Thinking Rock redux

A couple of months ago I reviewed the Thinking Rock application, java-based ‘pure GTD’ application to manage tasks. Since I published that review, the activity over at www.thinkingrock.com.au has been, well, somewhat less than frenetic. The application is still in beta (officially, ‘epsilon’), and there are many comments there, basically saying ‘where’s the new version’?’ After all, this current version was released on June 17 2007, and of course there’s been a little water under the bridge since then. It seems the developers, the much-loved Jeremy and Claire, are under a bit of pressure to get it together.

I was a bit drawn into that – and a lot of people seem to be walking away to find their ‘nirvana’. Usually off to something like ‘My Life Organised’. So I did take a look at what other software might exist. But I also came across this blog entry from ‘GTD Wannabe’: Are you Resisting your Trusted System? about resisting your system and tinkering with it and changing the software all the time – only to change again about six weeks later.

There are a few issues with Thinking Rock. The interface isn’t beautiful. Some of the components of the interface are frustrating (e.g. kludgy edit fields, etc).

But I’m still with it. It isn’t beautiful, but like Winston Churchill it seems to get the job done. Many of the functions I think are missing I find I can use – for instance, I never used to use projects, but I have now discovered I can ‘future date’ a project and it (and all its tasks) will roll over on the relevant date. You can also have templated projects with actions already set out for it (potentially, VERY useful – e.g. shopping lists – no more back-of-the-envelope lists for me).

I did have a problem in that, with this approach, all of my tasks are sitting on my PC rather than on my mobile device.
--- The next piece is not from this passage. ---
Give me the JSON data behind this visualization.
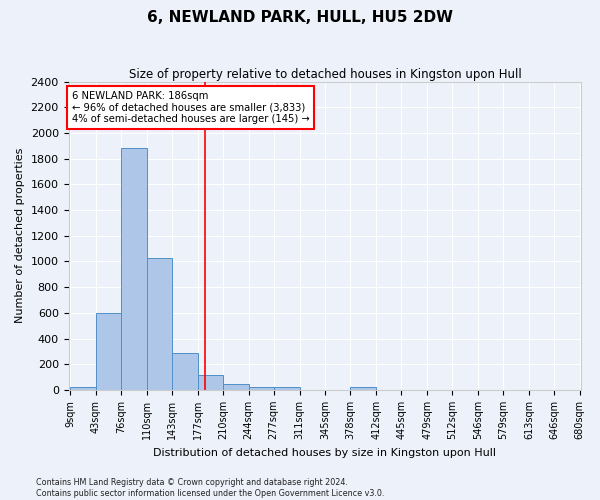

Outlooks’ task management is hopeless (sorry, I just can’t get it to do GTD without some major elements missing, and without buying an expensive plugin Outlook knows absolutely nothing about the concept of projects). But I simply wrote a bit of Outlook code that parses my TR xml file, filters out tasks that are ‘due asap’, overdue, or due today, and my current task list is in Outlook. I can then have the tasks in my Blackberry while I’m roaming around, and simply have to mark an item complete in TR when I get back to my computer.

And here’s the most important thing. I think TR2 has crashed on me, perhaps, twice in the past eight months – and those were JVM errors. Vista in the same time seems to crash once every day, on average (admittedly on bootup, but who wants to wait ten minutes for Vista to not find a solution for a problem?). This is the longest time I have used a task management application. But I think Jeremy and Claire have written some really really good code here, and it’s very reliable, and it works. If it takes them a little while to produce fantastic reliable code, then I’m all for it.

So … yes, I’m still in the TR camp and it works REALLY well for me.